Qualifiée avec autorité et portée par un vent de renouveau, la sélection nationale algérienne aborde la Coupe du Monde de la FIFA 2026 avec l’ambition assumée de franchir un cap historique.
Placés dans un groupe J relevé aux côtés de Argentine, de Autriche et de Jordanie, les Verts entendent s’appuyer sur une génération rajeunie, compétitive et aguerrie au plus haut niveau européen pour réussir leur retour sur la scène mondiale.
La qualification obtenue au terme d’un parcours maîtrisé dans le groupe G des éliminatoires africaines, conclue avec une confortable avance sur Ouganda, a redonné confiance à une équipe en quête de continuité après avoir manqué les éditions 2018 et 2022.

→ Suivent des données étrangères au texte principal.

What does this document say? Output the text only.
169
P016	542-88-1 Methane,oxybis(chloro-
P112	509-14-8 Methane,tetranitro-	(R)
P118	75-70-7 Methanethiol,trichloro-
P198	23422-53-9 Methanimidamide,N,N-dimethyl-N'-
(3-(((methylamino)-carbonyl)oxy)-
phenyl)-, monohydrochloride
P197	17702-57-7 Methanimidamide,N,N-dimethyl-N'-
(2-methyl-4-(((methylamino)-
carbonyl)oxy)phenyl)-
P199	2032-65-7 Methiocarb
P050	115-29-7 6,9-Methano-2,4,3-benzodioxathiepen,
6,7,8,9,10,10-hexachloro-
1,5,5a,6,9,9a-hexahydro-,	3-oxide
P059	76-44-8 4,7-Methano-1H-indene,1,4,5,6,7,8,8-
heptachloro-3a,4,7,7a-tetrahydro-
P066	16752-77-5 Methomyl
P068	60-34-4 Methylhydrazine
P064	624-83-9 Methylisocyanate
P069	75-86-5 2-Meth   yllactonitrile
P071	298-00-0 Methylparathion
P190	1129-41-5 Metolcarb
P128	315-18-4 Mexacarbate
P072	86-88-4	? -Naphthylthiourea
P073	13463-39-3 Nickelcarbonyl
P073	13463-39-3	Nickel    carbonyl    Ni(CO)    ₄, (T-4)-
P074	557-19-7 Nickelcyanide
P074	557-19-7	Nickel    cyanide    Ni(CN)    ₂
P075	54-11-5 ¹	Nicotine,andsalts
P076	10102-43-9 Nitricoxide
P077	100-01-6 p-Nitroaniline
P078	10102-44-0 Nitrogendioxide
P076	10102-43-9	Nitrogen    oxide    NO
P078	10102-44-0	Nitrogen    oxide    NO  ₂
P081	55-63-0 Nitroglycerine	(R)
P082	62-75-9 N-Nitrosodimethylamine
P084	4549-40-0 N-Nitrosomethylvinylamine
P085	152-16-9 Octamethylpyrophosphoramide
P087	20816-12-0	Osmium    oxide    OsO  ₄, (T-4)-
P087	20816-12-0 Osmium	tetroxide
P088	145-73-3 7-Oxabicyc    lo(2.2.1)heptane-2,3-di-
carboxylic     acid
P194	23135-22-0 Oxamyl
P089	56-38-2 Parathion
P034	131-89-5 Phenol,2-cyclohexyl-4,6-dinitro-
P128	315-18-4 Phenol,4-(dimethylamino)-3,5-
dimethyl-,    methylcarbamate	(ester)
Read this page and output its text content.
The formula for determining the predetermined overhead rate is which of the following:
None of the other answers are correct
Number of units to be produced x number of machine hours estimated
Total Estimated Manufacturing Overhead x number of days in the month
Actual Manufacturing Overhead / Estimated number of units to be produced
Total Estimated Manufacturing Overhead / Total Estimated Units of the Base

Ce retour au Mondial, cinquième participation de l’histoire du football algérien après 1982, 1986, 2010 et 2014, ravive les souvenirs d’une campagne brésilienne mémorable, marquée par une qualification historique pour les huitièmes de finale face à la future championne du monde, Allemagne.
L’un des visages les plus emblématiques de ce renouveau est sans conteste Rayan Aït-Nouri.
Latéral gauche moderne, doté d’une projection offensive incisive et d’une grande polyvalence, il incarne la nouvelle identité technique de la sélection.
Son passage de Wolverhampton Wanderers à Manchester City a confirmé son ascension au plus haut niveau, faisant de lui un élément structurant du dispositif algérien.
Sur le front de l’attaque, l’émergence de Adil Boulbina illustre la vitalité du vivier national.
Révélé au Paradou AC puis transféré à Al-Duhail SC, l’ailier s’est distingué par son efficacité et son sens du but, notamment lors de la Coupe arabe de la FIFA 2025.
Sa vitesse et sa capacité à créer des différences dans les moments clés renforcent les options offensives de l’équipe. Au milieu de terrain, Farès Chaïbi s’impose comme le régulateur du jeu. Après avoir franchi un cap au Toulouse FC, il s’est affirmé à Eintracht Francfort, où sa vision du jeu et sa maîtrise technique lui permettent d’orchestrer le tempo avec maturité.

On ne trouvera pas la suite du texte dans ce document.